Hurricane Harvey’s impact on the oil refineries and infrastructure of Texas and the Gulf Coast has led to gas prices rising sharply across South Carolina.
University of South Carolina business economist Joey Von Nessen told South Carolina Radio Network drivers should only feel pain at the pump for the short term “I don’t think that this something people need to be overly concerned with,” Von Nessen said.
He did say if the higher prices go even higher for an extended period, that could be a bad sign the impact will last beyond the storm’s immediate aftermath. “If we were to see, for example, this price increase to persist for several weeks to a couple of months, that would have fairly high impactions and effects,” Von Nessen added.
The higher prices will also have a short-term impact on what else people are going to spend their money.
In the ten days after Harvey, the average gas price across South Carolina increased by 30-50 cents a gallon.

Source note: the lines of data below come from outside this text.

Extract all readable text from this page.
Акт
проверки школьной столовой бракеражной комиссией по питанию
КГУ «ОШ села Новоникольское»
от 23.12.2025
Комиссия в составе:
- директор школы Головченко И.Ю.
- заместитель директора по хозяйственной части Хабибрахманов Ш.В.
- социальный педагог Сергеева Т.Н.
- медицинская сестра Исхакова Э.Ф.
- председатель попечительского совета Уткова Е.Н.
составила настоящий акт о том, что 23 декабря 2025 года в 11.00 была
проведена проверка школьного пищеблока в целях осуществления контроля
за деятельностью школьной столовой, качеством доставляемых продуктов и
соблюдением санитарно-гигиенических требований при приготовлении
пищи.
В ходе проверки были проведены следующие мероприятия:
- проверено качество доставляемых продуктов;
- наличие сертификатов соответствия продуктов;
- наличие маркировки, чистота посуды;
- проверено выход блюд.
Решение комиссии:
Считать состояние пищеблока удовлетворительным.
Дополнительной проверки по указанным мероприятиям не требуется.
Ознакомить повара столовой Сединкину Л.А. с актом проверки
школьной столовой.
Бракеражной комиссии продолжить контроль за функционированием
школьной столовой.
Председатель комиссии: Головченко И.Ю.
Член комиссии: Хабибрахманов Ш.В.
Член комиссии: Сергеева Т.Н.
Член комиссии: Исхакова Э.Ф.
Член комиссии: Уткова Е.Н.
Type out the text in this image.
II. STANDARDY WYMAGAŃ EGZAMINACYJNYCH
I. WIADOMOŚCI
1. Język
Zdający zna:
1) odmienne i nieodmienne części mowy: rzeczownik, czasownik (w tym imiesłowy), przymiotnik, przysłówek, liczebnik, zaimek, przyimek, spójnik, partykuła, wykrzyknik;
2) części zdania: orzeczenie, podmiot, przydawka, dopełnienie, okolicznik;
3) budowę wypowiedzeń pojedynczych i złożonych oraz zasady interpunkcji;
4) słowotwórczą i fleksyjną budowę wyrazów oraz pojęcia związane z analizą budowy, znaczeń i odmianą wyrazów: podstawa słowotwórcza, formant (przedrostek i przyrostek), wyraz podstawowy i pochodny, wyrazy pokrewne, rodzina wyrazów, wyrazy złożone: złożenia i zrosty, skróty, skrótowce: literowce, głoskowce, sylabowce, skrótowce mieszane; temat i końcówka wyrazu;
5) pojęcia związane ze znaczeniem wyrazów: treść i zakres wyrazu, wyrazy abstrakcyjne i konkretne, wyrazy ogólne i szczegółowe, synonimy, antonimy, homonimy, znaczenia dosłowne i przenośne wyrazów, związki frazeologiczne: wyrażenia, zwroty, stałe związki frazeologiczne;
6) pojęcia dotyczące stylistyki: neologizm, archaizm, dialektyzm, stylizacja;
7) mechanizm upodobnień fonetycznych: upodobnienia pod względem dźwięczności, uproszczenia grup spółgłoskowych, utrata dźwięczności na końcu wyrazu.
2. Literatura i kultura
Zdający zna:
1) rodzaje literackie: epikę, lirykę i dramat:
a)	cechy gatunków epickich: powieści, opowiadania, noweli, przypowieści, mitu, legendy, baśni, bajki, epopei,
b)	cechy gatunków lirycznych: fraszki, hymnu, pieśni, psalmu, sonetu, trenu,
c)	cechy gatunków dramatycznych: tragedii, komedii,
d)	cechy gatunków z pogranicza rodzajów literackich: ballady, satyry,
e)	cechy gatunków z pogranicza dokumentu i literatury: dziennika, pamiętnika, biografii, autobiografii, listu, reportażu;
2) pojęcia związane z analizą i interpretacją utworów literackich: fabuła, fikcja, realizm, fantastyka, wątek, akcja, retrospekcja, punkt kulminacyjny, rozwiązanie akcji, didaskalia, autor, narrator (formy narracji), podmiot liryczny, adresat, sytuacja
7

CNBC reports the Colonial Pipeline, the biggest U.S. fuel system located in Texas, was shut off due to Hurricane Harvey. The pipeline hauls more than 3 million barrels per day of refined products including gasoline, diesel and jet fuel from the Gulf Coast refining hub through the Southeast. The pipe is scheduled to reopen this week.
Colonial’s 5,500-mile system begins in Houston and ends in Linden, New Jersey, serving seven airports and other facilities.